The engineer who calculates the expected shock load using WOB × DAF, matches the spring rate to the operating WOB window, places the sub above the motor in a directional BHA, and tracks elastomer intervals against rotating hours - that engineer eliminates the $620,000 NPT events that appear on end-of-well cost reports as "drillstring failure."

Frequently Asked Questions - Shock Subs in Drilling

What is the difference between a shock sub and a vibration dampener?
The terms are used interchangeably in the field. Both absorb axial shock loads from the bit. Some manufacturers use "vibration dampener" for elastomer-based tools and "shock sub" for spring-based designs, but there is no universal distinction.

Where should a shock sub be placed in a directional BHA?
Above the motor and below the MWD collar. Placing it immediately above the bit sub in a directional well introduces axial compliance that reduces inclination-holding capability of the steering tool.

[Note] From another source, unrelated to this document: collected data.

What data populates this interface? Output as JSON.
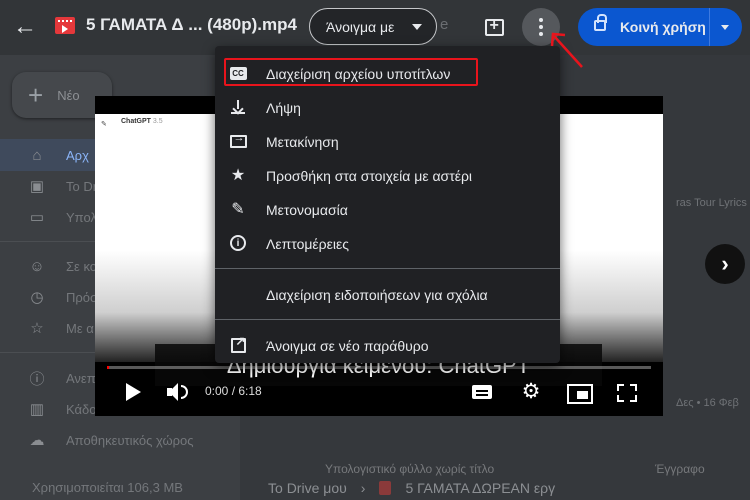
{
  "header": {
    "file_title": "5 ΓΑΜΑΤΑ Δ ... (480p).mp4",
    "open_with_label": "Άνοιγμα με",
    "share_label": "Κοινή χρήση"
  },
  "sidebar": {
    "new_label": "Νέο",
    "items": [
      {
        "label": "Αρχ",
        "icon": "home-icon"
      },
      {
        "label": "Το Dri",
        "icon": "drive-icon"
      },
      {
        "label": "Υπολ",
        "icon": "computer-icon"
      },
      {
        "label": "Σε κο",
        "icon": "people-icon"
      },
      {
        "label": "Πρόσ",
        "icon": "clock-icon"
      },
      {
        "label": "Με α",
        "icon": "star-icon"
      },
      {
        "label": "Ανεπ",
        "icon": "spam-icon"
      },
      {
        "label": "Κάδο",
        "icon": "trash-icon"
      },
      {
        "label": "Αποθηκευτικός χώρος",
        "icon": "cloud-icon"
      }
    ],
    "storage_text": "Χρησιμοποιείται 106,3 MB"
  },
  "breadcrumb": {
    "root": "Το Drive μου",
    "current": "5 ΓΑΜΑΤΑ ΔΩΡΕΑΝ εργ"
  },
  "background_text": {
    "lyrics": "ras Tour Lyrics",
    "date": "Δες • 16 Φεβ",
    "file_row": "Υπολογιστικό φύλλο χωρίς τίτλο",
    "file_row2": "Έγγραφο"
  },
  "video": {
    "frame_app_name": "ChatGPT",
    "frame_app_version": "3.5",
    "subtitle": "Δημιουργία κειμένου: ChatGPT",
    "timecode": "0:00 / 6:18",
    "progress": 0.003
  },
  "menu": {
    "items": [
      {
        "label": "Διαχείριση αρχείου υποτίτλων",
        "icon": "closed-captions-icon"
      },
      {
        "label": "Λήψη",
        "icon": "download-icon"
      },
      {
        "label": "Μετακίνηση",
        "icon": "move-folder-icon"
      },
      {
        "label": "Προσθήκη στα στοιχεία με αστέρι",
        "icon": "star-icon"
      },
      {
        "label": "Μετονομασία",
        "icon": "rename-icon"
      },
      {
        "label": "Λεπτομέρειες",
        "icon": "info-icon"
      },
      {
        "label": "Διαχείριση ειδοποιήσεων για σχόλια",
        "icon": ""
      },
      {
        "label": "Άνοιγμα σε νέο παράθυρο",
        "icon": "open-in-new-icon"
      }
    ]
  },
  "colors": {
    "accent": "#0b57d0",
    "highlight": "#e8141c",
    "menu_bg": "#202124"
  }
}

How do I know if my shock sub is working downhole?
Monitor MWD shock sensor data. A drop of 40–60% in peak shock readings versus a comparable offset run confirms the tool is performing. A secondary indicator is ROP improvement of 10-25%.

Can a shock sub help with stick-slip vibration?
Shock subs primarily target axial vibration (bit bounce). They have limited effectiveness against torsional stick-slip, which is better addressed by optimizing RPM/WOB or using a dedicated torsional dampener.